Though the Okanagan sockeye were never listed as an Endangered Species, as Snake River sockeye in Idaho were, the future was not looking bright for Okanagan sockeye in the late 1980s and early 1990s, said Joe Peone, fish and wildlife director for the Confederated Tribes of the Colville Indian Reservation, which is in the Okanagan Basin.
Less than 9,000 returned in '95
Fewer than 9,000 sockeye returned to the Columbia Basin in 1995.

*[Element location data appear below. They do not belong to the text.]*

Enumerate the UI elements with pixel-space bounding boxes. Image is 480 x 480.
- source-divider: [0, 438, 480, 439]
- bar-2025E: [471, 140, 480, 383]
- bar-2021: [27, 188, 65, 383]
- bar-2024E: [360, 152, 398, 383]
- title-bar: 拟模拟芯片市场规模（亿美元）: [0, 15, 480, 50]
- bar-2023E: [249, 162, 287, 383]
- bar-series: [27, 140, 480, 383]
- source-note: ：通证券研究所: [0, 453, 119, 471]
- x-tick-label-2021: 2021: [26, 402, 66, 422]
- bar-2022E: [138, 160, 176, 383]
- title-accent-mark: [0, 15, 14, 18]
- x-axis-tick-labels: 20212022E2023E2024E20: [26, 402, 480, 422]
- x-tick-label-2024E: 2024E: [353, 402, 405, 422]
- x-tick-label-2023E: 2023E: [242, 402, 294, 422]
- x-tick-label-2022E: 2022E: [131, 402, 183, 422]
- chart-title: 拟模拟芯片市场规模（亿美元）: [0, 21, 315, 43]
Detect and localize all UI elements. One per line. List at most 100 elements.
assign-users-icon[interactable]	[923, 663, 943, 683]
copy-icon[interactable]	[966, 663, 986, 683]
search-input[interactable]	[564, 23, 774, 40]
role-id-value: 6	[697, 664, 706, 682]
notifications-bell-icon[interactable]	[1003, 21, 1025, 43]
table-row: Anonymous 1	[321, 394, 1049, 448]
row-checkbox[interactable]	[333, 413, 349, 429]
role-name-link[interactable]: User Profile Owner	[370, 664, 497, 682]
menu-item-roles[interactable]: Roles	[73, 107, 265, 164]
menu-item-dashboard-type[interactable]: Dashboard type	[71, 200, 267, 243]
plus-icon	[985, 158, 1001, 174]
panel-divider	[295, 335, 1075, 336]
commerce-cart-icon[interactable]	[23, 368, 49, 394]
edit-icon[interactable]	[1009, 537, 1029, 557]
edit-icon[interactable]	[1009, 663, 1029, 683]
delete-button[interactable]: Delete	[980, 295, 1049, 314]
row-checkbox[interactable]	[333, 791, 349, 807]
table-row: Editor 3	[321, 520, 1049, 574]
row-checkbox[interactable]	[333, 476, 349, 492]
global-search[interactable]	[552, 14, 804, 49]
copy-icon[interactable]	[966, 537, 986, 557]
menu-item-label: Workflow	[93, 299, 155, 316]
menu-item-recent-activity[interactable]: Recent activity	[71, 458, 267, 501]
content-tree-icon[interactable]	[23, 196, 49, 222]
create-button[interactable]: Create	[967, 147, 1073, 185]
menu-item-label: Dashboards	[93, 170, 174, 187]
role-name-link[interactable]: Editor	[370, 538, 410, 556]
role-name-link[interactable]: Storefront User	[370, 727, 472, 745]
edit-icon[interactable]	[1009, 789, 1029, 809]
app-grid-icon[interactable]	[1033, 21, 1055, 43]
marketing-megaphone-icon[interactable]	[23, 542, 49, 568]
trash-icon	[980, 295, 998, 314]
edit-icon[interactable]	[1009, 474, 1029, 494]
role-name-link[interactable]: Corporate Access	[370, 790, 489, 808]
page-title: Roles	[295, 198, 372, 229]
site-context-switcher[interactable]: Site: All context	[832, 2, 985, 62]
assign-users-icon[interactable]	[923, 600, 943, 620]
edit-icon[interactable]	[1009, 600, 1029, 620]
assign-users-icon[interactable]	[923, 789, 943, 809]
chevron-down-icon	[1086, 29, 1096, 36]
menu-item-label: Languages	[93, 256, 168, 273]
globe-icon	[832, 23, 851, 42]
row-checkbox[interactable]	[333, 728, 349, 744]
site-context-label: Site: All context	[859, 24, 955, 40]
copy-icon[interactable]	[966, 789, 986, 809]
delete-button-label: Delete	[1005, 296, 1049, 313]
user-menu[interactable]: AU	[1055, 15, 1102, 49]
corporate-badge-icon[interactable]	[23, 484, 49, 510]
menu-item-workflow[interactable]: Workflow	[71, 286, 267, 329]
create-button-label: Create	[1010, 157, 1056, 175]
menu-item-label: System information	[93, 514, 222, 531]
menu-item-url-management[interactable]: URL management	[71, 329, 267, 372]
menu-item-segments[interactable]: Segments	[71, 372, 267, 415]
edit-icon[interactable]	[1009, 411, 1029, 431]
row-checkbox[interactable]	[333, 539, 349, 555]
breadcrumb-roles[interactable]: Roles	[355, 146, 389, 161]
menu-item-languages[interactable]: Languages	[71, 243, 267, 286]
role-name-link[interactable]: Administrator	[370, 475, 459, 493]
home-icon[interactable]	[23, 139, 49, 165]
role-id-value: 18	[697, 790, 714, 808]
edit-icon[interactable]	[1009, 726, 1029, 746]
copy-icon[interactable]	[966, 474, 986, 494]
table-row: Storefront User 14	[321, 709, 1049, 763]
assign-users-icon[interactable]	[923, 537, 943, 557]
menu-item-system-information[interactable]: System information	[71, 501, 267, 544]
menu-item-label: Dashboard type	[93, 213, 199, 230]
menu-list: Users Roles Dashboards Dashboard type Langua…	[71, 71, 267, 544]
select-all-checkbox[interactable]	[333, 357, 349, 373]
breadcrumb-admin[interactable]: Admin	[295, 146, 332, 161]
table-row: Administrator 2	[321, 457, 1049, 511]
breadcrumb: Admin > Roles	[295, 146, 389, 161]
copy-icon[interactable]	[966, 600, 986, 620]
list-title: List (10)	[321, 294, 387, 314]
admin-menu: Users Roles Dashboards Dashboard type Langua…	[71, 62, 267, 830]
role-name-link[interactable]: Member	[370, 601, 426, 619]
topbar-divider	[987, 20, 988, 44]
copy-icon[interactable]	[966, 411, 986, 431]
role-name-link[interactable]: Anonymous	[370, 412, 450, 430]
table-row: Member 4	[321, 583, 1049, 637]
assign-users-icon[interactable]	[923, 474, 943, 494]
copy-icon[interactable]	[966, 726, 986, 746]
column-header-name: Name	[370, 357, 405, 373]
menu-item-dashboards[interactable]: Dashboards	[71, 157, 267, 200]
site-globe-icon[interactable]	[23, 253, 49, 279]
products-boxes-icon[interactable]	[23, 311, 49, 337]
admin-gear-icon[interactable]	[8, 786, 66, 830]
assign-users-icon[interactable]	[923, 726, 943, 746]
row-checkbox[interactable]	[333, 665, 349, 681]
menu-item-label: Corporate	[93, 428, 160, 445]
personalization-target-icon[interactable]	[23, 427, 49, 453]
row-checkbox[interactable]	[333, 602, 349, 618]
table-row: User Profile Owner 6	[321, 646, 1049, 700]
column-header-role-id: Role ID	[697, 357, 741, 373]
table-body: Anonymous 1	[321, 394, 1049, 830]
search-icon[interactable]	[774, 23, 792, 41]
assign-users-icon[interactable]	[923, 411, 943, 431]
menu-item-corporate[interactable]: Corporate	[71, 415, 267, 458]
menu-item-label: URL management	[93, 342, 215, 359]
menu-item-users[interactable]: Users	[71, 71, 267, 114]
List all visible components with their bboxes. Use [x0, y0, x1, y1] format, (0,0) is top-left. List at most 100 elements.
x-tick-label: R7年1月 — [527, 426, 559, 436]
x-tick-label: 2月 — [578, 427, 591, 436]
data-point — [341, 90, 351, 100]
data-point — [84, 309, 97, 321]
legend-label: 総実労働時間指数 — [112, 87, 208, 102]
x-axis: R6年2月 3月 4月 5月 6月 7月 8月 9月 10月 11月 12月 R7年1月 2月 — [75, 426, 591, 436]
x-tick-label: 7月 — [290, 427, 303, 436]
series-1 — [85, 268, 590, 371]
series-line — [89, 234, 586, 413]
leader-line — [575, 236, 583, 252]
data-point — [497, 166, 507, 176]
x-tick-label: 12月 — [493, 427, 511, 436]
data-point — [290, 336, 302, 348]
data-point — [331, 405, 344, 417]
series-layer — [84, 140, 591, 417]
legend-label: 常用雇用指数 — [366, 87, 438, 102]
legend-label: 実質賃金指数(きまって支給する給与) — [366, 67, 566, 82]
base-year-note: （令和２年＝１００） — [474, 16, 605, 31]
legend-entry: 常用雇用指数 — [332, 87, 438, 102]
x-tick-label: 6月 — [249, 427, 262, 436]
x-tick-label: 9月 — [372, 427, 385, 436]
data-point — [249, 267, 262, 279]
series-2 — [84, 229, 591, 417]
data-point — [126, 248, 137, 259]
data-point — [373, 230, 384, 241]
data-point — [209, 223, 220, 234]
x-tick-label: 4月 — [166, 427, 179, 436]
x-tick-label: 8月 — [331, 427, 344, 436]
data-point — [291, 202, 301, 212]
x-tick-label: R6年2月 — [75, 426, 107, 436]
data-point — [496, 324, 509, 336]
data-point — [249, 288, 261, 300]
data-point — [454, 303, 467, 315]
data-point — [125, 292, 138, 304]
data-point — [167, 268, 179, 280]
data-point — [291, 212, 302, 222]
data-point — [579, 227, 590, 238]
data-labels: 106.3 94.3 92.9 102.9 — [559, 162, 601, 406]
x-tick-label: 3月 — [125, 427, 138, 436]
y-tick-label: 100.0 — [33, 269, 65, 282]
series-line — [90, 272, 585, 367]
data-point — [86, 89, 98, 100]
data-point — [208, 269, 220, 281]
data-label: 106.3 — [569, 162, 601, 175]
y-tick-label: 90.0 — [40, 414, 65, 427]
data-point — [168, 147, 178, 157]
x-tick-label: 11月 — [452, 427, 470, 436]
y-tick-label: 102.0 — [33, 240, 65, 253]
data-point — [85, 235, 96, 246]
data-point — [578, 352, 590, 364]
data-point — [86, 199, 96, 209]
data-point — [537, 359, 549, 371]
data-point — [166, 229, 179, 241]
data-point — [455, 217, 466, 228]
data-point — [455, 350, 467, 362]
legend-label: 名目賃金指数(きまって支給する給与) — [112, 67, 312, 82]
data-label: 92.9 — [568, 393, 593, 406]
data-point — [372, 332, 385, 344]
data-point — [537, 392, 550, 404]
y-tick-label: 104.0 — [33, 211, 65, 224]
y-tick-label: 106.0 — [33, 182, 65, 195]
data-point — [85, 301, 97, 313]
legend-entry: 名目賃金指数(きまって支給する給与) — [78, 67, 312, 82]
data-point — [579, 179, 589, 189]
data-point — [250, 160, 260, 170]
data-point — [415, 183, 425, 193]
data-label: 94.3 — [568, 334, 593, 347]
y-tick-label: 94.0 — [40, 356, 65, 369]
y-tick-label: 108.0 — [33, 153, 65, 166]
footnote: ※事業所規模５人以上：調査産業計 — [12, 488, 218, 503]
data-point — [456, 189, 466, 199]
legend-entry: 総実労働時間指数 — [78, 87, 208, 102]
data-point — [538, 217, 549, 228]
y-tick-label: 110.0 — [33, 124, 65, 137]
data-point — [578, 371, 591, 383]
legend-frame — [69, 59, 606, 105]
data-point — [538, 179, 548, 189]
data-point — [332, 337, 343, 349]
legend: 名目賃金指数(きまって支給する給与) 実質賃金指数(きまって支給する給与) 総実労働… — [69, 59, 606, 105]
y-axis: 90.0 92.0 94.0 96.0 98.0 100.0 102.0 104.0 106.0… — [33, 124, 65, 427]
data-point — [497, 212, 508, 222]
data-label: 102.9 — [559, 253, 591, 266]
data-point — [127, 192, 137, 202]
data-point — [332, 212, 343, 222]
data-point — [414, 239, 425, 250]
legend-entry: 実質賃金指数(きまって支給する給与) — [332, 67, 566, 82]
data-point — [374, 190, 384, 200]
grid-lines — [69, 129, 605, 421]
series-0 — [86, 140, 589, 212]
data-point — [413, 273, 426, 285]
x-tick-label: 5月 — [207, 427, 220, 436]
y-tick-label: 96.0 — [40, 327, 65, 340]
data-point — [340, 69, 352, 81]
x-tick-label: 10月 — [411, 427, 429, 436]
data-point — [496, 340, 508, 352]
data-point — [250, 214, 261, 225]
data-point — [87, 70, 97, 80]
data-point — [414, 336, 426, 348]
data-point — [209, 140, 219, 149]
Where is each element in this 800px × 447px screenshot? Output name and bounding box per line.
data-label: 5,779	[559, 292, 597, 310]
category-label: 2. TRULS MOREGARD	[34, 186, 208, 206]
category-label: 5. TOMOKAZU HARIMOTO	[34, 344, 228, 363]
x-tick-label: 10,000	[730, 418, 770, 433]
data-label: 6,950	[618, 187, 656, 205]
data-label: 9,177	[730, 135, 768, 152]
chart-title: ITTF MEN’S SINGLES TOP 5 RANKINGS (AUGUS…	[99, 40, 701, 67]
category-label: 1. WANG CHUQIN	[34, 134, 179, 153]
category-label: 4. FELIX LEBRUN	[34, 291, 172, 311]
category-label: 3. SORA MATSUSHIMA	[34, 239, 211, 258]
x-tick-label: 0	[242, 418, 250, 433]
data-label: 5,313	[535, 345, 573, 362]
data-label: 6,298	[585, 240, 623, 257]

The operation of hydroelectric dams regularly washed out the eggs after the fish laid them in the river, or left them high and dry before they hatched.
Sockeye proved difficult to rear in hatcheries, so tribes on both sides of the border teamed up with local utilities that owned the dams to work out rules for maintaining flows that the fish could live with. Natural meanders were restored to rivers that had been straightened to reduce flooding.
"Right now those fish are utilizing maybe a quarter of their historic habitat," Peone said. If more habitat is restored, "You could see 1 million fish coming back here."
Ritchie Graves, a NOAA Fisheries Service biologist who makes sure federally owned dams are living up to their Endangered Species Act obligations not to kill too many salmon, said the survival rate for young salmon swimming downstream to the ocean has been higher than ever the past three years, hitting about 50 percent for sockeye.
Those improved dam operations have also benefited chinook, coho, chums, pinks and steelhead, said Graves. The six species combined accounted for 1.8 million salmon over Bonneville in 2010, compared to 471,144 in 1938.
Once young salmon get to the ocean, scientists have only a vague idea where they go, and an incomplete understanding of why some years they thrive and some years they starve.
Generally, years when climate and weather cause the ocean waters to well up, salting the water column with food, fish do better. But unlike most salmon, which eat other fish, sockeye eat plankton, tiny shrimplike animals.
Though poor ocean conditions have been blamed for a nosedive in chinook salmon in Alaska this year, sockeye have done well, not only in the Columbia, but in Canadian and Alaskan rivers as well.
"Whatever is going on in the ocean is basically being good to sockeye," said Tweit.